Des dégâts collatéraux à impact religieux

Peu de voix se sont exprimées sur les événements, mais l'Église orthodoxe éthiopienne, elle, a fait savoir son indignation. « Les gens meurent, et on se demande si le gouvernement existe vraiment. Les gens perdent espoir », s'est lamenté auprès de l'AFP le père Markos Gebre-Egziabher, un haut responsable de l'Église orthodoxe tewahedo, à l'issue d'une messe à la cathédrale de la Sainte-Trinité d'Addis-Abeba. Selon Fisseha Tekle, un collaborateur d'Amnesty International, trois églises orthodoxes et une mosquée ont été attaquées par des manifestants. D'après la radio publique Fana, des responsables de l'institution religieuse ont d'ailleurs rencontré samedi le ministre de la Défense Lemma Megersa et le Premier ministre adjoint Demeke Mekonnen. « Chacun ici semble vouloir tester son influence, estime le chercheur londonien. Jawar Mohammed est musulman, la communauté Oromo est composée de plusieurs religions distinctes… Peut-être l'Église orthodoxe cherche-t-elle aussi à faire porter sa voix. Mais il ne faut vraiment pas voir ces violences sous le prisme religieux. C'est avant tout une bataille personnelle. »

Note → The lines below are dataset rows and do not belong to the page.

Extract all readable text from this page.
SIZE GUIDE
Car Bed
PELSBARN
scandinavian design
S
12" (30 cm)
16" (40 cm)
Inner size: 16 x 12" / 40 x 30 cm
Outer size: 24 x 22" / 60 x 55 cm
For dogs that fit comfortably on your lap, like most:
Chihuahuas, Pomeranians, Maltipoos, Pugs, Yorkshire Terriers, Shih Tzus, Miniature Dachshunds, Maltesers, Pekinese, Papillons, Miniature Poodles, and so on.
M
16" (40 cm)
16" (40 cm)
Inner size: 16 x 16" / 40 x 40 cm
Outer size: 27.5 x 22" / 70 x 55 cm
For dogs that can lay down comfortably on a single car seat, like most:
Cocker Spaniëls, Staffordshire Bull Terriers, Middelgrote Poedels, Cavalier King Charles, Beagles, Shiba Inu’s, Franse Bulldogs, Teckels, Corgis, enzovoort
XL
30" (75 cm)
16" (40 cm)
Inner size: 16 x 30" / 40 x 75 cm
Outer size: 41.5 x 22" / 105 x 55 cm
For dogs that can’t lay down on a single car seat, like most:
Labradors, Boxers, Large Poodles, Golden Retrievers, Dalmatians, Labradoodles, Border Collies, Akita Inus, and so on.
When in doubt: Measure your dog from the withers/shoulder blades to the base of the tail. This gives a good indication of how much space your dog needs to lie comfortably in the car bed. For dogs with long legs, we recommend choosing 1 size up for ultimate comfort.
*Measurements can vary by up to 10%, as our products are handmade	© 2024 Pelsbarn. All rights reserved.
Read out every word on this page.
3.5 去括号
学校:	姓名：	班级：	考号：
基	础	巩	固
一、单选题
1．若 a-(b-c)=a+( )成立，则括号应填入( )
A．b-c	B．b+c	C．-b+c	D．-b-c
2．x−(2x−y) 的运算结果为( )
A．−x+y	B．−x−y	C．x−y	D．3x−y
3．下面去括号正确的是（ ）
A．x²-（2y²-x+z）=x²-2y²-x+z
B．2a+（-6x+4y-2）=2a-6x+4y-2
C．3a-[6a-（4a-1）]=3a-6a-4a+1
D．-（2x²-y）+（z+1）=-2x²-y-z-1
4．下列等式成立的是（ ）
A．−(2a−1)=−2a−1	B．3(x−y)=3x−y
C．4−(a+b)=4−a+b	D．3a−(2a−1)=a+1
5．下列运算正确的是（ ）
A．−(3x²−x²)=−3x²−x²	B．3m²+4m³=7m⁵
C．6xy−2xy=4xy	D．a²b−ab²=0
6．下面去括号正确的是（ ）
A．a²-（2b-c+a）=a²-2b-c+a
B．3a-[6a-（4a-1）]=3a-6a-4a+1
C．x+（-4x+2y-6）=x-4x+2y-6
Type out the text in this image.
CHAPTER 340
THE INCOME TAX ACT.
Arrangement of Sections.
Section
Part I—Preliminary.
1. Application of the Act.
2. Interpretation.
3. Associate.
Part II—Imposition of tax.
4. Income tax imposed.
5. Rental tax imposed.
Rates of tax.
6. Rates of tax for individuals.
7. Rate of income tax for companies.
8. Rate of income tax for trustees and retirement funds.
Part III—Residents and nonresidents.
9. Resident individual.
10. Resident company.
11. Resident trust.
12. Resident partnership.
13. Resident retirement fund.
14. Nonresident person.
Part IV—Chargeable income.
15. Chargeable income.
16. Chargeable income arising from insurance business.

L'image d'Abiy Ahmed dans la balance

Quoi qu'il en soit, ce qui apparaît aussi comme une querelle personnelle, une rivalité pourrait-on même supposer, risque d'écorner l'image d'Abiy Ahmed, tout juste auréolé du prix Nobel de la paix pour la signature du traité de paix avec l'Érythrée et la libération de prisonniers politiques notamment. Même si le Premier ministre a pris des mesures ambitieuses, « son travail est loin d'être achevé, rappelle Amnesty. Il doit veiller sans délai à ce que son gouvernement apaise les tensions ethniques qui menacent la stabilité et favorisent les atteintes aux droits humains ». Autrement dit, il est urgent pour le Premier ministre d'éteindre les différents incendies qui s'allument ici et là dans le pays. La combinaison des facteurs politiques, économiques, communautaires et religieux pourrait conduire à une situation encore plus explosive qui, répression oblige, ne manqueront pas de mettre Abiy Ahmed en porte-à-faux par rapport à son prix Nobel de la paix, lequel s'accommoderait difficilement de violences civiles avec un important de lot de victimes.